Sanità piccoli comuni, Italia dei Diritti-De Pierro denuncia situazione emergenziale
Sanità piccoli comuni, Italia dei Diritti-De Pierro denuncia situazione emergenziale e propone soluzioni normative urgenti
Il presidente Antonello De Pierro e il movimento all'attacco per difendere l'articolo 32 della Costituzione: nei centri sotto i 1.500 abitanti il diritto alla salute esiste solo sulla carta.

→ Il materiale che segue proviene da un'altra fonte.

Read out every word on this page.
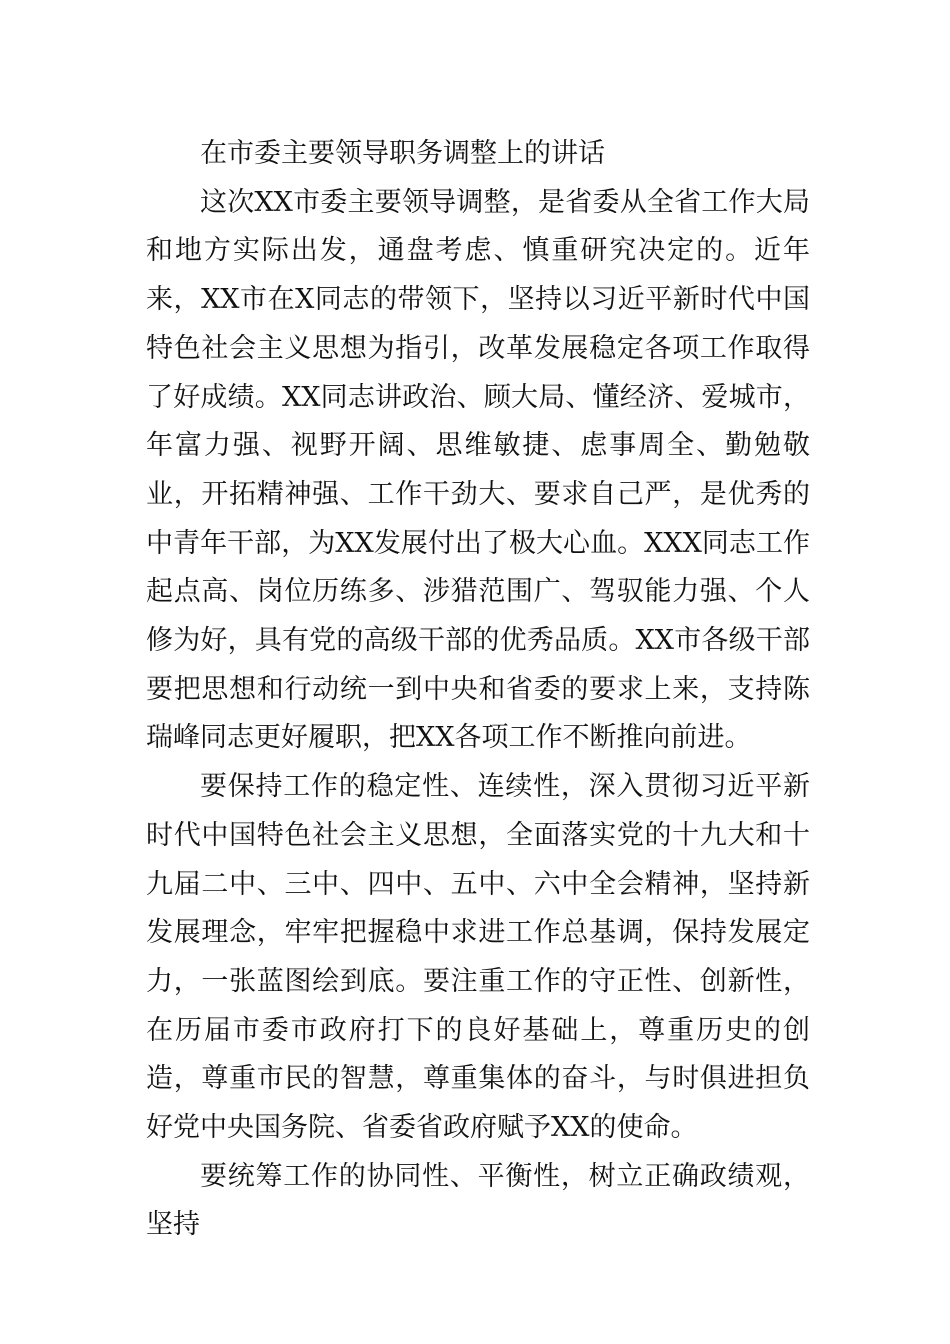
在市委主要领导职务调整上的讲话

这次XX市委主要领导调整，是省委从全省工作大局和地方实际出发，通盘考虑、慎重研究决定的。近年来，XX市在X同志的带领下，坚持以习近平新时代中国特色社会主义思想为指引，改革发展稳定各项工作取得了好成绩。XX同志讲政治、顾大局、懂经济、爱城市，年富力强、视野开阔、思维敏捷、虑事周全、勤勉敬业，开拓精神强、工作干劲大、要求自己严，是优秀的中青年干部，为XX发展付出了极大心血。XXX同志工作起点高、岗位历练多、涉猎范围广、驾驭能力强、个人修为好，具有党的高级干部的优秀品质。XX市各级干部要把思想和行动统一到中央和省委的要求上来，支持陈瑞峰同志更好履职，把XX各项工作不断推向前进。

要保持工作的稳定性、连续性，深入贯彻习近平新时代中国特色社会主义思想，全面落实党的十九大和十九届二中、三中、四中、五中、六中全会精神，坚持新发展理念，牢牢把握稳中求进工作总基调，保持发展定力，一张蓝图绘到底。要注重工作的守正性、创新性，在历届市委市政府打下的良好基础上，尊重历史的创造，尊重市民的智慧，尊重集体的奋斗，与时俱进担负好党中央国务院、省委省政府赋予XX的使命。

要统筹工作的协同性、平衡性，树立正确政绩观，坚持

Servono incentivi e poteri d'imposizione alle Asl per un'assistenza degna di un paese civile
Antonello De Pierro e il movimento Italia dei Diritti-De Pierro, da lui presieduto, aprono un nuovo fronte di battaglia politica e civile: la tutela dell'assistenza sanitaria di base nei piccoli comuni. In palese contrasto con l'articolo 32 della Costituzione, che definisce la salute come un diritto fondamentale ed equo per tutti, nei centri sotto i 1.500 abitanti l'equità assistenziale esiste ormai solo sulla carta, soffocata da una situazione di perenne emergenza.
Il circolo vizioso e i disservizi a Roccagiovine. Mentre la sanità pubblica risente di criticità gestionali accumulate in decenni, nei piccoli borghi manca persino la copertura assistenziale primaria. Il movimento denuncia l'atteggiamento di molti sindaci che evitano di alzare la testa per non scontentare i propri riferimenti politici o disobbedire agli ordini di scuderia. Al contrario, l'Italia dei Diritti-De Pierro, guidata dal suo presidente Antonello De Pierro, non risponde ad alcuna logica di partito e pone come unico obiettivo il benessere delle comunità.
La normativa attuale lascia il medico di medicina generale libero di scegliere se prestare o meno servizio in un comune. Nei centri minori la carenza di assistiti riduce il compenso; di conseguenza, i cittadini dotati di un mezzo di trasporto scelgono medici in comuni più grandi per ovviare ai disservizi, innescando un circolo vizioso che svuota ulteriormente i piccoli paesi.
Quando un medico accetta l'incarico, la presenza si riduce spesso a 1 o 2 giorni a settimana. A Roccagiovine, comune dove il presidente è capogruppo dell'opposizione in consiglio comunale, si è arrivati al paradosso di un medico presente per un'ora sola a settimana, un'anomalia grottesca che si è protratta per ben due anni consecutivi a danno di una popolazione prevalentemente anziana. Una privazione dei diritti che nei grandi centri apparirebbe inaccettabile, ma che nei piccoli paesi rischia di essere subìta con rassegnazione.
L'ipotesi di convenzione e il rifiuto dei sindaci. Antonello De Pierro si era attivato proponendo una soluzione d'emergenza: una convenzione tra una decina di comuni per finanziare un canale alternativo e integrare la copertura delle Asl. L'ipotesi prevedeva una spesa irrisoria di circa 500 euro al mese per ciascun comune, garantendo la presenza del medico per 5 giorni a settimana.
A fronte del riscontro favorevole dell'allora sindaco di Vallepietra, Flavio De Santis, gli altri amministratori non hanno aderito, adducendo vincoli di bilancio che per il movimento non possono venire prima della salute dei cittadini. Oggi che la situazione si sta ulteriormente aggravando, quegli stessi sindaci si lamentano accampando la scusa della mancanza di competenze dirette: per l'Italia dei Diritti-De Pierro, chi pensa di fare il sindaco a testa bassa farebbe meglio a farsi da parte.
La svolta normativa: è la legge che deve fare la differenza. I tamponamenti d'emergenza non bastano e il problema non si risolve con i meri appelli agli amministratori locali: non sono i singoli sindaci a poter restituire dignità ai cittadini, ma deve essere la legge a spazzare via questa vergogna. L'Italia dei Diritti-De Pierro chiede una riforma statale immediata basata su due punti: incentivi per i "comuni disagiati" tramite una norma che classifichi i comuni sotto i 1.500 abitanti come sedi disagiate, prevedendo incentivi economici per i medici in modo da colmare i minori introiti e rendere attrattive queste sedi e poteri d'imposizione alle Asl con la per queste ultime, in casi di emergenza, di assegnare d'ufficio la copertura dei piccoli comuni ai medici di base, garantendo loro un corrispettivo economico soddisfacente. Serve una norma subito per relegare al passato questa ingiustizia e restituire pieni diritti e dignità a tutti i cittadini dei piccoli comuni.